You can use Fortio to make 20 requests with 2 concurrent connections like this:

kubectl exec -it $FORTIO_POD -c fortio /usr/bin/fortio -- load -c 2 -qps 0 -n 20 -loglevel Warning http://greeter-service:3000/hello

In the output, you will notice the following lines:

...
Code 200 : 19 (95.0 %)
Code 503 : 1 (5.0 %)

This result is telling you that all 19 requests succeeded and 5% of them failed. Let's increase the number of concurrent connections to 3:

kubectl exec -it $FORTIO_POD -c fortio /usr/bin/fortio -- load -c 3 -qps 0 -n 50 -loglevel Warning http://greeter-service:3000/hello

Now are getting more failures:

...
Code 200 : 41 (82.0 %)
Code 503 : 9 (18.0 %)

This is telling us that 82% of requests succeded, and the rest was caught by the circuit breaker. Another way to see the calls that we trapped by the circuit breaker is to query the Istio proxy stats:

$ kubectl exec -it $FORTIO_POD  -c istio-proxy  -- sh -c 'curl localhost:15000/stats' | grep greeter-service | grep pending
cluster.outbound|3000||greeter-service.default.svc.cluster.local.upstream_rq_pending_active: 0
cluster.outbound|3000||greeter-service.default.svc.cluster.local.upstream_rq_pending_failure_eject: 107
cluster.outbound|3000||greeter-service.default.svc.cluster.local.upstream_rq_pending_overflow: 9
cluster.outbound|3000||greeter-service.default.svc.cluster.local.upstream_rq_pending_total: 2193

The above stats are showing that 9 calls have been flagged for circuit breaking (which equals the number of failed requests we had with Fortio).

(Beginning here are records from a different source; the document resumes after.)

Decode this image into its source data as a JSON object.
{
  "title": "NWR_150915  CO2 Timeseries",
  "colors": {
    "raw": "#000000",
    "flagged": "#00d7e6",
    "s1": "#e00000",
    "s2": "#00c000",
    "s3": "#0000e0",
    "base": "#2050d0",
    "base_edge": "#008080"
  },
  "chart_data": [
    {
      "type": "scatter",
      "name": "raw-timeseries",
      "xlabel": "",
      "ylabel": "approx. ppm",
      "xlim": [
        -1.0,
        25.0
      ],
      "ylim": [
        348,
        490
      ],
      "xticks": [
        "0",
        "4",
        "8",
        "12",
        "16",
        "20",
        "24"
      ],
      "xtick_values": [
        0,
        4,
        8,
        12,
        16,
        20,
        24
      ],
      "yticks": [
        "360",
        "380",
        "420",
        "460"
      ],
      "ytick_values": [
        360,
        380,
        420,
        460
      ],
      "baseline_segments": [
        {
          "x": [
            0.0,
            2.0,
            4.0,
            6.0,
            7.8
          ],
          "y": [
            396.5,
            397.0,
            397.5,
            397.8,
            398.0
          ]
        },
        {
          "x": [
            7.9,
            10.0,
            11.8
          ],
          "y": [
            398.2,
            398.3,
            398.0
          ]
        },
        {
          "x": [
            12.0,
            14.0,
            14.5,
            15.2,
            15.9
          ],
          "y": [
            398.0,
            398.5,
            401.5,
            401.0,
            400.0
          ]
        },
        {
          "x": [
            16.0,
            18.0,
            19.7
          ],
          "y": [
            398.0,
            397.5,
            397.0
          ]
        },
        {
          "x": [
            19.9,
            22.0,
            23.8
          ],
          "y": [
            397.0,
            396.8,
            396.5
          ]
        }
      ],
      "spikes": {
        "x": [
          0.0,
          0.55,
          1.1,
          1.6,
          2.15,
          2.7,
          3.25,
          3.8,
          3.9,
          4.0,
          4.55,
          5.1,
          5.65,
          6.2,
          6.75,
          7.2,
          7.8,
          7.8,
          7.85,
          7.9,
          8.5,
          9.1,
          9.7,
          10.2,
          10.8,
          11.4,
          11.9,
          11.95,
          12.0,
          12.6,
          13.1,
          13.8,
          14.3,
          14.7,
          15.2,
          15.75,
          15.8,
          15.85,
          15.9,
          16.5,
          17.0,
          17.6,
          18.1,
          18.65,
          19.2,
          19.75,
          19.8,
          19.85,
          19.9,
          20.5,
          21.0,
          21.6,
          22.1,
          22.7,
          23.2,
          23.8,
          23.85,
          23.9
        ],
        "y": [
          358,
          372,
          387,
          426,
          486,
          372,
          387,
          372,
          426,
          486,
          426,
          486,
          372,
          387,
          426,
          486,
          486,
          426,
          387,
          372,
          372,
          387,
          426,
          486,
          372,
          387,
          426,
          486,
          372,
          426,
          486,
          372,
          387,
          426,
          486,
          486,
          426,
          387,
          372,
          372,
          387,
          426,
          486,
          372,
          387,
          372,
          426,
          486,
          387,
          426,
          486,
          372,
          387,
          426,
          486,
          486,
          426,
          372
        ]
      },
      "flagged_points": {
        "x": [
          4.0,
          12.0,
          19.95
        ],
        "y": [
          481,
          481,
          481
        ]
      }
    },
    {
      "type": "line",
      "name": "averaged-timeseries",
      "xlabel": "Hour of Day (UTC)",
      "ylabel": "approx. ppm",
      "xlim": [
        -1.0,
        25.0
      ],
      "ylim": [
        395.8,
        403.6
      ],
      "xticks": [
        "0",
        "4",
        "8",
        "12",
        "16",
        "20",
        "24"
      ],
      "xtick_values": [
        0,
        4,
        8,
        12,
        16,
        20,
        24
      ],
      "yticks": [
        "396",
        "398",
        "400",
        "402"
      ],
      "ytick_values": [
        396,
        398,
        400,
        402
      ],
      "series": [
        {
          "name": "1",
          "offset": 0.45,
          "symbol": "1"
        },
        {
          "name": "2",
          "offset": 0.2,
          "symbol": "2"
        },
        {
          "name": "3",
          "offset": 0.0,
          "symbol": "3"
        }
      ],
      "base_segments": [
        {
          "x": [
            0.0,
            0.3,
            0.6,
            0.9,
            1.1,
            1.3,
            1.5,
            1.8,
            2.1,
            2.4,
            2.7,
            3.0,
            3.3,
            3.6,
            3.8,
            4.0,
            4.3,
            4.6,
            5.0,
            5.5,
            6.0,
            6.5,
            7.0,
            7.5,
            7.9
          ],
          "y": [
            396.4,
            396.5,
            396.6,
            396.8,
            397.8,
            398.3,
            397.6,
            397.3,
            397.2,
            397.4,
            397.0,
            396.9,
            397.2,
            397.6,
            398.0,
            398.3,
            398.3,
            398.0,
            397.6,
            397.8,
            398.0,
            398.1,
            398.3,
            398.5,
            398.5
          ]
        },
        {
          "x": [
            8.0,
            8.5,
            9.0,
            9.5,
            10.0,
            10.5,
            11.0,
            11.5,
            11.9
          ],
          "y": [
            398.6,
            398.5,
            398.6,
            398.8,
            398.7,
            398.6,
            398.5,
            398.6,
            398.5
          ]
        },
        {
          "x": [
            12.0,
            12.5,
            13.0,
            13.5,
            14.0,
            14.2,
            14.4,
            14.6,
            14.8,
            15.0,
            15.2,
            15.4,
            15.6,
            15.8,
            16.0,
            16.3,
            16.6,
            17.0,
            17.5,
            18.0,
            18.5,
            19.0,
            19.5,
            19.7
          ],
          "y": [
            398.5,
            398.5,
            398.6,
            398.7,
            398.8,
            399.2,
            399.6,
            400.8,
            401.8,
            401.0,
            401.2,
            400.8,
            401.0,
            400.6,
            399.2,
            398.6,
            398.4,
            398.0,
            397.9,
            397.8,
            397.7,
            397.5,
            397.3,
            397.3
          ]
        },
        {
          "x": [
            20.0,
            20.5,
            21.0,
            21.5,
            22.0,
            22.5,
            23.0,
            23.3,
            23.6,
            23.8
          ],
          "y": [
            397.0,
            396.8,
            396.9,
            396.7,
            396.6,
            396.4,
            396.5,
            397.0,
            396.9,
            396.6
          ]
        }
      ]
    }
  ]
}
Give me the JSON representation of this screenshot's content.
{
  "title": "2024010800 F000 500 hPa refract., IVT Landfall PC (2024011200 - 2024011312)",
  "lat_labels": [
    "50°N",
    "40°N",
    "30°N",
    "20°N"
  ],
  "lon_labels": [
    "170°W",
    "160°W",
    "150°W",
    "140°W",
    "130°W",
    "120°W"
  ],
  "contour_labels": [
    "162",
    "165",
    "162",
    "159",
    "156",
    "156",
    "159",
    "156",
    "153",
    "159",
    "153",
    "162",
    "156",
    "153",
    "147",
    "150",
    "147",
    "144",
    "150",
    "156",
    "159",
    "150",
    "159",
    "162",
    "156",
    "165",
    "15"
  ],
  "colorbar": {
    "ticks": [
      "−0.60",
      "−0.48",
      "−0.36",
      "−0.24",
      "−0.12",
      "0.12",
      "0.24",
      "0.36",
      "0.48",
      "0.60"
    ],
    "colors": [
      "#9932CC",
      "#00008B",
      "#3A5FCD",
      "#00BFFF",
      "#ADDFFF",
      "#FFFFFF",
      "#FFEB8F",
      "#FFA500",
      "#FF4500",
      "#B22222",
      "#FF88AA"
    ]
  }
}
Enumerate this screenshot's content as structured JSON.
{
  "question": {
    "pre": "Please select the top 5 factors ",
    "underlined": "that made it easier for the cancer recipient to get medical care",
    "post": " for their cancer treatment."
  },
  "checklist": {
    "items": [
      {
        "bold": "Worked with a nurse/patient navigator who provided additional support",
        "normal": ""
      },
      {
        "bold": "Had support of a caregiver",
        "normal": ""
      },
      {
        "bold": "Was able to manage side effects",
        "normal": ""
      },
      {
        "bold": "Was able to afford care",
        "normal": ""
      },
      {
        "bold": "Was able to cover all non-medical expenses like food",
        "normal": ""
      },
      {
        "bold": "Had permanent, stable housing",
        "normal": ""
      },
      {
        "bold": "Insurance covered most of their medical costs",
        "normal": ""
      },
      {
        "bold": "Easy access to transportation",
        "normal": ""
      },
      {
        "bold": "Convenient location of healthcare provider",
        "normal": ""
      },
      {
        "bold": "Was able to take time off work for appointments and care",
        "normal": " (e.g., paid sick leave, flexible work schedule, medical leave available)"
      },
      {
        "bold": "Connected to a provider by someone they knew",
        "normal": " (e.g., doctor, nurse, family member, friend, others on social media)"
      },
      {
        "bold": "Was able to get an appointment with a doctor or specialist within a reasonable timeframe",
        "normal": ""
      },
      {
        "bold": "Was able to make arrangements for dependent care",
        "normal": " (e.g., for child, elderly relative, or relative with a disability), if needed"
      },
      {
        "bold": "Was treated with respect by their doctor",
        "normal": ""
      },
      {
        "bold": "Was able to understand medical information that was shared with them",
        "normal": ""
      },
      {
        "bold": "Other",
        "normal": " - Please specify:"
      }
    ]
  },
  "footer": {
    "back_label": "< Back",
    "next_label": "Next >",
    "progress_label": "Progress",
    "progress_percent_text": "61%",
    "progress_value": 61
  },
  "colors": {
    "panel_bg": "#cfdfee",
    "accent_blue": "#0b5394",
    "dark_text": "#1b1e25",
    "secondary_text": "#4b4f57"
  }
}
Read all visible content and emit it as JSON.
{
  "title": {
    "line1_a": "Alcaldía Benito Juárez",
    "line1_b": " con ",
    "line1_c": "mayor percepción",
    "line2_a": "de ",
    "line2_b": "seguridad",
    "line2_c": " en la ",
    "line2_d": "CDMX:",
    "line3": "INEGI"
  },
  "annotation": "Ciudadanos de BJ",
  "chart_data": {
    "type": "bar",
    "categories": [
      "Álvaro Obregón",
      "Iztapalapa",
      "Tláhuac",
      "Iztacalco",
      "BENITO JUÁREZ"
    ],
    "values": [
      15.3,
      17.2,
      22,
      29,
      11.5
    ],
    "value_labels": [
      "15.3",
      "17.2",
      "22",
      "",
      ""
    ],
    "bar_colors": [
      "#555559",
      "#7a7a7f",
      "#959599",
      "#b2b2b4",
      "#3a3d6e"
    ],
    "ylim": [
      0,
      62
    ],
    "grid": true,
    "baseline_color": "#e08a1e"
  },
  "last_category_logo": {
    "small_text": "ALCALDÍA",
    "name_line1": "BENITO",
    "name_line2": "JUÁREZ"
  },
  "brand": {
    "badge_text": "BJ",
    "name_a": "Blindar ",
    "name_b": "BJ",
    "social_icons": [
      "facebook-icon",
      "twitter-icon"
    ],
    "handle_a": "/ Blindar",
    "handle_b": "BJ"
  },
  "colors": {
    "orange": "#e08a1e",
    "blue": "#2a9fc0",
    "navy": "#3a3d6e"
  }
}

Similarly, you can also check the metrics from Prometheus. You can launch Prometheus with:

istioctl dashboard prometheus

From the Prometheus dashboard, use the following query to get a sum of all requests that went to the greeter-service and group them by response code, flags, and source app:

sum(istio_requests_total{destination_app="greeter-service}) by (response_code, response_flags, source_app)

You should see a result similar to the figure below:

The response flag you are looking for is UO. If you look up this from the Envoy documentation, the code UO stands for upstream overflow - circuit breaker.